Fortunately, a wide variety of relatively inexpensive water-improvement technologies are now at our disposal. Scientists have improved age-old tools like ceramic filters and have added to the arsenal brand-new options—including Proctor & Gamble’s award-winning PUR sachets, which render water visibly clear in addition to disinfecting it. Solar disinfection requires nothing but empty plastic bottles and the natural ultraviolet light available on a sunny day. In the high-tech facilities operated by the company WaterHealth International in India and Ghana, UV radiation purifies 20,000 liters of water daily. Myriad other water treatment methods are currently being developed and tested.

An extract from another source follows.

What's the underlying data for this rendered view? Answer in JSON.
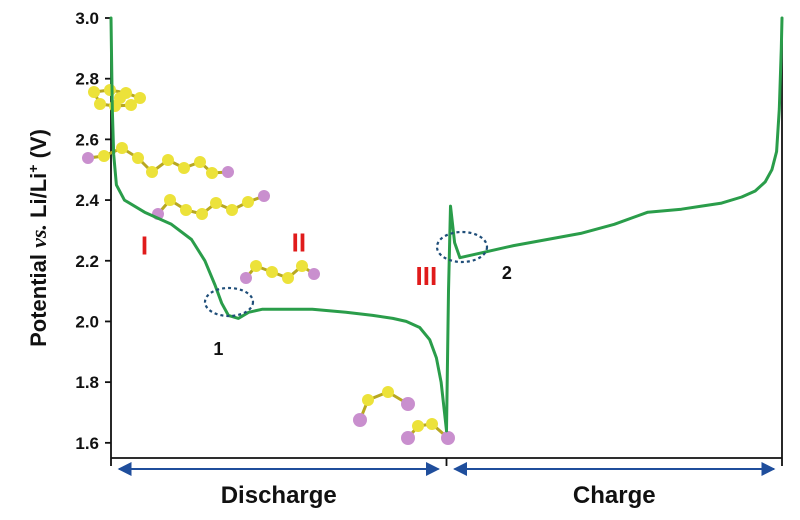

The task at hand is to figure out which of these technologies is most useful in poor countries, recognizing that the women who use them will ultimately decide whether a particular product is desirable and meets their needs. To that end we are carrying out the Kenya Rural Water Project, a series of rigorous evaluations of users’ responses to water-quality improvements in rural western Kenya. Drinking-water quality is a major public health issue in these communities where, according to our surveys, each week nearly 20 percent of young children suffer from diarrhea. We focus on the two drinking-water improvement technologies most commonly used in this area: spring protection and treatment with chlorine, both of which are simple and long-established ways to improve drinking-water quality.